Assam - Dimakuchi : de la jungle au thé
- L'Api Curieux

- 10 oct. 2025
- 2 min de lecture
Dernière mise à jour : 7 nov. 2025

Il est 22H40, le train n’a que 30mn de retard, me voici arrivé à Dimakuchi en plein cœur de l’Assam. Petite gare, adieu stress de Guwahati ou le hall de gare ressemblait à une plage ou à un camping municipal. Petite, certes ; mais il faut quand même que je reconnaisse quel est mon hôte. En effet Tenzing je n’ai échangé avec lui que via Couchsurfing. Je ne sais rien de lui si ce n’est qu’il a une petite ferme de production de thé et ma fois les photos de Couchsurfing, c’est un peu comme tinder ou meetic, on ne sait jamais à quoi s’attendre. Finalement pas de soucis à me faire, je suis le seul blanc, c’est lui qui me reconnait.

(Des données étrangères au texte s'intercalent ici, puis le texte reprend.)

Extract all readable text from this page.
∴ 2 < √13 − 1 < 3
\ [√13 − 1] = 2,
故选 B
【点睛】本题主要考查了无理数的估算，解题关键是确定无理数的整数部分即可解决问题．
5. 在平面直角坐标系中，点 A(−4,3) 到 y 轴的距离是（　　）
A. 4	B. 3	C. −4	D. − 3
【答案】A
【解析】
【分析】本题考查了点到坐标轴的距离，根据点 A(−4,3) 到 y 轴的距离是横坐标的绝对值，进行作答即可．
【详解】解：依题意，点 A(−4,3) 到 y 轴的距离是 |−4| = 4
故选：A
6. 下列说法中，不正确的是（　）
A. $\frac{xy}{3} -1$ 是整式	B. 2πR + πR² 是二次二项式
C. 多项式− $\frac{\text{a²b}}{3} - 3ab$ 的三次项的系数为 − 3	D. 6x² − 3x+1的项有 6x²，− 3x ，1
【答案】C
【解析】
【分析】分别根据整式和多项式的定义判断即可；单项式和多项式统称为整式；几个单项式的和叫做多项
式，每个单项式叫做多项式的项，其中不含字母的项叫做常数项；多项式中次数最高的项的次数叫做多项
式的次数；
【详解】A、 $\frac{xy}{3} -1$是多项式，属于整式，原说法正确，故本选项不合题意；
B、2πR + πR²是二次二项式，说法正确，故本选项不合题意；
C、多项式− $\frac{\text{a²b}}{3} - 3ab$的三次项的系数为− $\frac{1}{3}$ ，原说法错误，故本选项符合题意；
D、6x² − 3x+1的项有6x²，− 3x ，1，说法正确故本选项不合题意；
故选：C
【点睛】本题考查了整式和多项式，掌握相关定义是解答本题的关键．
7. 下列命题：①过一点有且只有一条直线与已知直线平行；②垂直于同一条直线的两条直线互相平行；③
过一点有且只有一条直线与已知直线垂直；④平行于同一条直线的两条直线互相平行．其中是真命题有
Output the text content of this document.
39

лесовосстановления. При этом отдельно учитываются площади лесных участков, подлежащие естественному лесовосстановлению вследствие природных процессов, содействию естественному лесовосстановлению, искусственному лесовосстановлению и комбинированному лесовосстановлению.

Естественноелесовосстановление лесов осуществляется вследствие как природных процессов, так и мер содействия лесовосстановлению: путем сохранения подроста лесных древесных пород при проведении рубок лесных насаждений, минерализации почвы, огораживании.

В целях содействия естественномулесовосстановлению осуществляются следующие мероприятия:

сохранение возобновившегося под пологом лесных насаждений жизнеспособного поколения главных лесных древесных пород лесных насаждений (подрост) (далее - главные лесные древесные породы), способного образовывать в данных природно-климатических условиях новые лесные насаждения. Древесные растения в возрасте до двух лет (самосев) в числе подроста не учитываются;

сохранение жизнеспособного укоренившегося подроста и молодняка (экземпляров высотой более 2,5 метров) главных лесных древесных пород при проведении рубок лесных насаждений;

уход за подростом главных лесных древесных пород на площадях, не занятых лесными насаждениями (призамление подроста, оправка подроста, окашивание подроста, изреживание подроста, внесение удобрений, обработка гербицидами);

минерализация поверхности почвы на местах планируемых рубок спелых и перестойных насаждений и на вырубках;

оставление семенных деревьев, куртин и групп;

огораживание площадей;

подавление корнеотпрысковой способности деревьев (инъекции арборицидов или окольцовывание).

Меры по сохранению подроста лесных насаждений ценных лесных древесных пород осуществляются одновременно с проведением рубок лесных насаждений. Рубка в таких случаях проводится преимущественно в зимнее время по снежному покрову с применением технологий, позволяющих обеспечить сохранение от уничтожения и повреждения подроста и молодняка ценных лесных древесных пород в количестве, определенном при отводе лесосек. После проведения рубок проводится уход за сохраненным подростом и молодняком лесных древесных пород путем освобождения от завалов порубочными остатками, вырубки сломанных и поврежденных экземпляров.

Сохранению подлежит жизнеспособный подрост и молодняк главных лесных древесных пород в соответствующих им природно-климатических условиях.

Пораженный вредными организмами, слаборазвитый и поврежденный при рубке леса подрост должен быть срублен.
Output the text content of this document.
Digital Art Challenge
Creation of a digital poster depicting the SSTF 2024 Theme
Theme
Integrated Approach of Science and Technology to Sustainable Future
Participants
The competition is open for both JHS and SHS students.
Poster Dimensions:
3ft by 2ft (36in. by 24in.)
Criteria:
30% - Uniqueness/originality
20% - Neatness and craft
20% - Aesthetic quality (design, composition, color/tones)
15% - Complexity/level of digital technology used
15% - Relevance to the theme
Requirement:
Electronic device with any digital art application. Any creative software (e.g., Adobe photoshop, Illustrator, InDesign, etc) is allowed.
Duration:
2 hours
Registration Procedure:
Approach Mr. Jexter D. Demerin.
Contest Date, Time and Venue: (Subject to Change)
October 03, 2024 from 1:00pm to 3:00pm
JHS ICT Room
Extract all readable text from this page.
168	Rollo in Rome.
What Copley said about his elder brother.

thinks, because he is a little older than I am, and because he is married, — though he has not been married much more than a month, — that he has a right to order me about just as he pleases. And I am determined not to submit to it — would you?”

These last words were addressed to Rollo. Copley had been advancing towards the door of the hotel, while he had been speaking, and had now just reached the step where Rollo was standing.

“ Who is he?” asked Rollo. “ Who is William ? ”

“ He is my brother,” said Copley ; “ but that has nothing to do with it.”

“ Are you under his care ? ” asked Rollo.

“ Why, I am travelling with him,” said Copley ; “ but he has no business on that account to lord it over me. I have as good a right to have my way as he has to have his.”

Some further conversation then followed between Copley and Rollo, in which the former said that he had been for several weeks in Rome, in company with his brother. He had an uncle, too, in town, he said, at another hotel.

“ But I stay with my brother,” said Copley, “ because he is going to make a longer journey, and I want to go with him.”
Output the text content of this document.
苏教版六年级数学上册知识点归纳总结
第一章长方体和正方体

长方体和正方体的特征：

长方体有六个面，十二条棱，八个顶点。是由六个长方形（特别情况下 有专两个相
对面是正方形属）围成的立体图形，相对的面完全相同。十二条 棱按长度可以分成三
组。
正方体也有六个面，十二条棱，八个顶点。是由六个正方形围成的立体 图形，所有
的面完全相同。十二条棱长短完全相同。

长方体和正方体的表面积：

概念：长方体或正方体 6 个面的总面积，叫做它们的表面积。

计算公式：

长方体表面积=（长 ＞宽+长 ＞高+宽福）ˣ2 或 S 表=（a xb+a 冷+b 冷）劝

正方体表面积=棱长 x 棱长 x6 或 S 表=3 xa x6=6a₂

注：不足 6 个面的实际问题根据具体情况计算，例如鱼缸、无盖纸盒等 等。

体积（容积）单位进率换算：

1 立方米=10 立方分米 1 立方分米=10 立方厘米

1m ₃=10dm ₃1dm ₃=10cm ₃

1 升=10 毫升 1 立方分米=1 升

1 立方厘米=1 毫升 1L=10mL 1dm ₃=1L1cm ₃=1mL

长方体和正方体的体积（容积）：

Il est 23h30, mon hôte m’accueille chaleureusement chez lui avec un très bon thé noir issu de sa manufacture et un repas local. La chambre est grande mais très spartiate avec une pièce d’eau sommaire. L’ensemble est fonctionnel selon les standards indiens, mais limite selon les standards européens. Cela fait maintenant trois semaines que je voyage, mon corps commence à s’adapter sans trop de bizarrerie ni de réactions intrigantes. Araignées, moustiques, sauterelles, fourmis et autres insectes présents ne me font quasiment plus peur. La vue de ma chambre donne à côté du marché. C’est agréable pour l’aspect vie. Ça l’est moins pour l’aspect gestion des déchets. Encore une fois en inde, j’ai l’impression de me promener dans un dépotoir géant.
La finalité n’étant pas le lieu mais le contenu, place au thé.
Je me projetais le thé comme une plante qui ne se cultive qu’en moyenne altitude à flanc de côteaux, que nenni ; grande désillusion locale. Dimakuchi est plat et les jardins de thé s’étendent sur des hectares s’y mêlant joyeusement palmiers aréquiers, citronniers, bananiers, flamboyants, papayers et autres espèces locales. Ces jardins sont bordés d’immenses rizières couleur vert émeraude, vert pâle, vert menthe, vert pomme. Associé aux différentes couleurs du vert du thé, quand le soleil perce, l’ensemble forme un tableau très agréable aux yeux, très reposant, très zen.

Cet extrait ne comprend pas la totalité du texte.